Integrating S3 Files

(new in SQLstream s-Server version 7.2.1)

This topic contains the following subtopics:

Introduction

This topic describes how to use the S3 source plugin to read compressed and un-compressed files from Amazon S3 or other in-cloud or on-premise S3 API compatible sources such as MinIO.

Foreign Stream Options for Reading from Files using VFS

Option Description Default
FILE_LOCATION (Mandatory). Represents the URI of target directory containing the files to be read - for example file:///tmp/newdirectory represents a directory on the local file system. For more information see URI Formats Supported by FILE-VFS.
FILENAME_PATTERN (Mandatory). A Java regular expression match filter selecting which files to be read from the FILE_LOCATION directory. When the SORT_FIELD option has the value TIME_IN_FILENAME or LEXICAL_IN_FILENAME the first capture group in the regex will be used to identify the sub-regex on which the files will be sorted.
Example:
buses_(\d{14})_[a-z]+.* - files matching this regex will be picked and the group \d{14} (14 digits) will be used to sort files.
FILE_TYPE The type of file you wish to read. Supported options:
  • none : for uncompressed files [Default]
  • gzip : for GZip compressed files
none
SORT_FIELD The file sorting mechanism you wish to use:
  • MODIFIED_FILE_TIME: Sort the files on the basis of the file’s modified time. If two files have the same modified time the files will be sorted lexicographically [Default]
  • TIME_IN_FILENAME: Sort the files on the basis of the time mentioned in the file name. The first group of the regex (as mentioned in FILENAME_PATTERN) will be used to isolate the timestamp in the filename and FILENAME_TIME_FORMAT will be used to specify the format of the timestamp. If two files have the same time the files will be sorted lexicographically
  • LEXICAL_IN_FILENAME: Sort the files on the basis of a substring in the file name.
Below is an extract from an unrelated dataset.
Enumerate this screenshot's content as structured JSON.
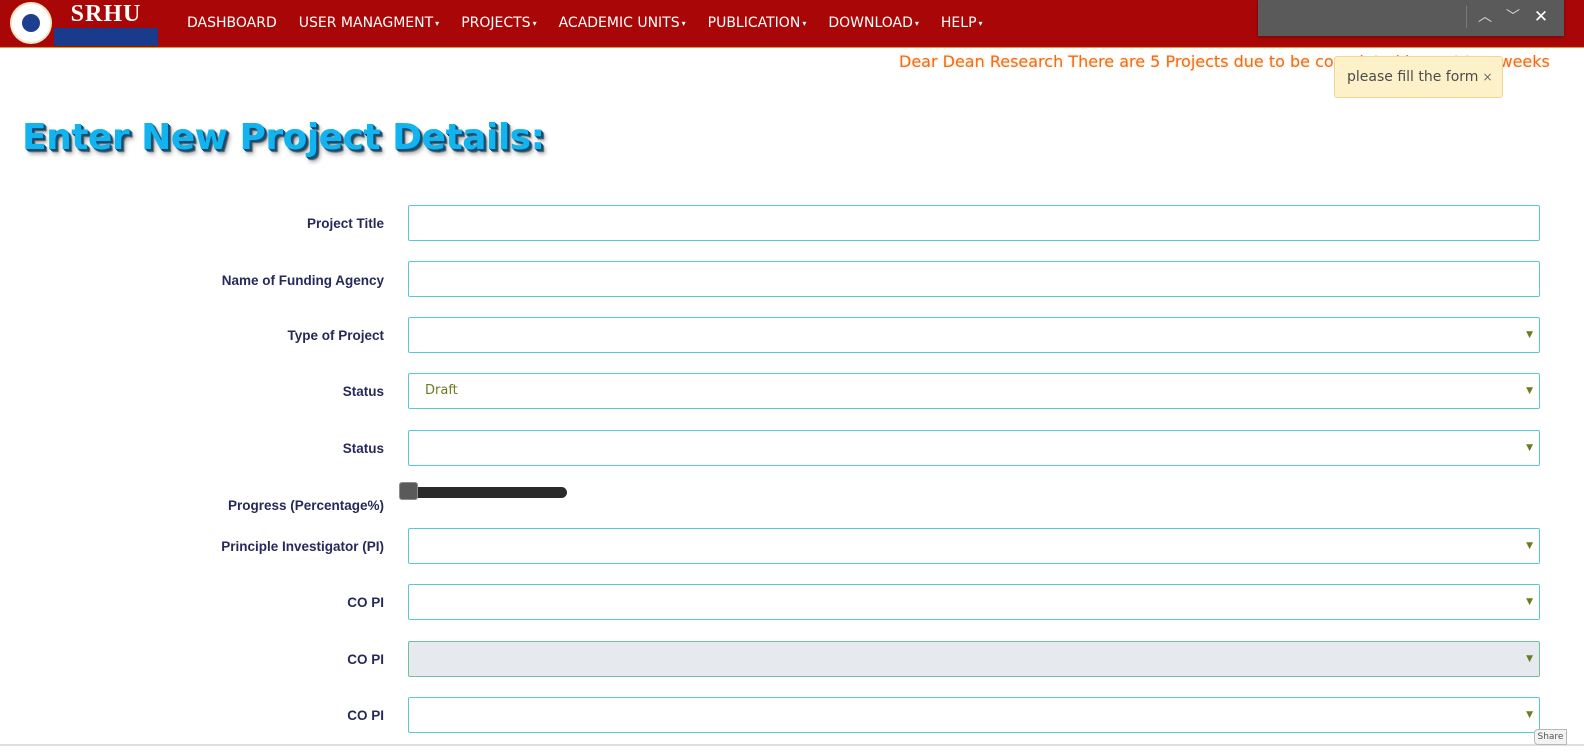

The first group of the regex (as mentioned in FILENAME_PATTERN) will be used to isolate the substring in the filename.
See file-based T-sort for more information.
MODIFIED_FILE_TIME
FILENAME_TIME_FORMAT The format of the timestamp in case the SORT_FIELD option is set to TIME_IN_FILENAME.
  • Note: This option is mandatory while using TIME_IN_FILENAME
STARTING_FILE_NAME_AND_OFFSET Reads will start with the given starting file name and its offset value when SORT_FIELD option is set to LEXICAL_IN_FILENAME. The default value EARLIEST means all files will be picked. For example:
  • abc.txt:20 will read from line 20 in file abc.txt
  • abc.txt will read from the start of file abc.txt
NOTE: Ensure the starting file exists when STARTING_FILE_NAME_AND_OFFSET option is used.
EARLIEST
STARTING_TIME The starting time in case the SORT_FIELD option is set to TIME_IN_FILENAME - in the format yyyy-MM-dd HH:mm:ss.SSS. 1752-09-14 00:00:00.000.
STARTING_POSITION The starting position value for file read in case the option SORT_FIELD is set to MODIFIED_FILE_TIME. The format for STARTING_POSITION is modified_time_epoch[:file_name[:offset]] - file_name and offset are optional.
For example,
  • 1609423921 will pick all files with modified time matching epoch 1609423921 or later
  • 1609423921:abc.txt will ignore modified time and will pick file abc.txt or later
  • 1609423921:abc.txt:10 will ignore modified time and will pick file abc.txt and start from line number 11 (line number starts from 0)
1752-09-14 00:00:00.000
INGRESS_DELAY_INTERVAL The period (in milliseconds) for file-based T-sort to wait for late files - applies only if SORT_FIELD is set to MODIFIED_FILE_TIME or TIME_IN_FILENAME. Valid values are:
-1disable file-based t-sort completely
0 Do not wait - late files will be dropped (the default)
>= 1wait for this interval in milliseconds
0
INGRESS_FILE_SCAN_WAIT The duration (in milliseconds) in which the reader thread checks the Queue for new files to be read. 2000.
IGNORE_CORRUPT_FILES In case of any fatal IOExceptions that may come up while reading from a file, should the VFS reader should ignore the file? If true, the corrupt file is skipped else the pump is crashed False
NUMBER_OF_BUFFERS The number of buffers the File-VFS plugin can use to read data before it needs to recycle the buffers. Increasing the number of buffers might increase the plugin’s performance at the cost of memory. 2

Depending on the settings of SORT_FIELD and INGRESS_DELAY_INTERVAL, the file-based T-sort feature may come into operation.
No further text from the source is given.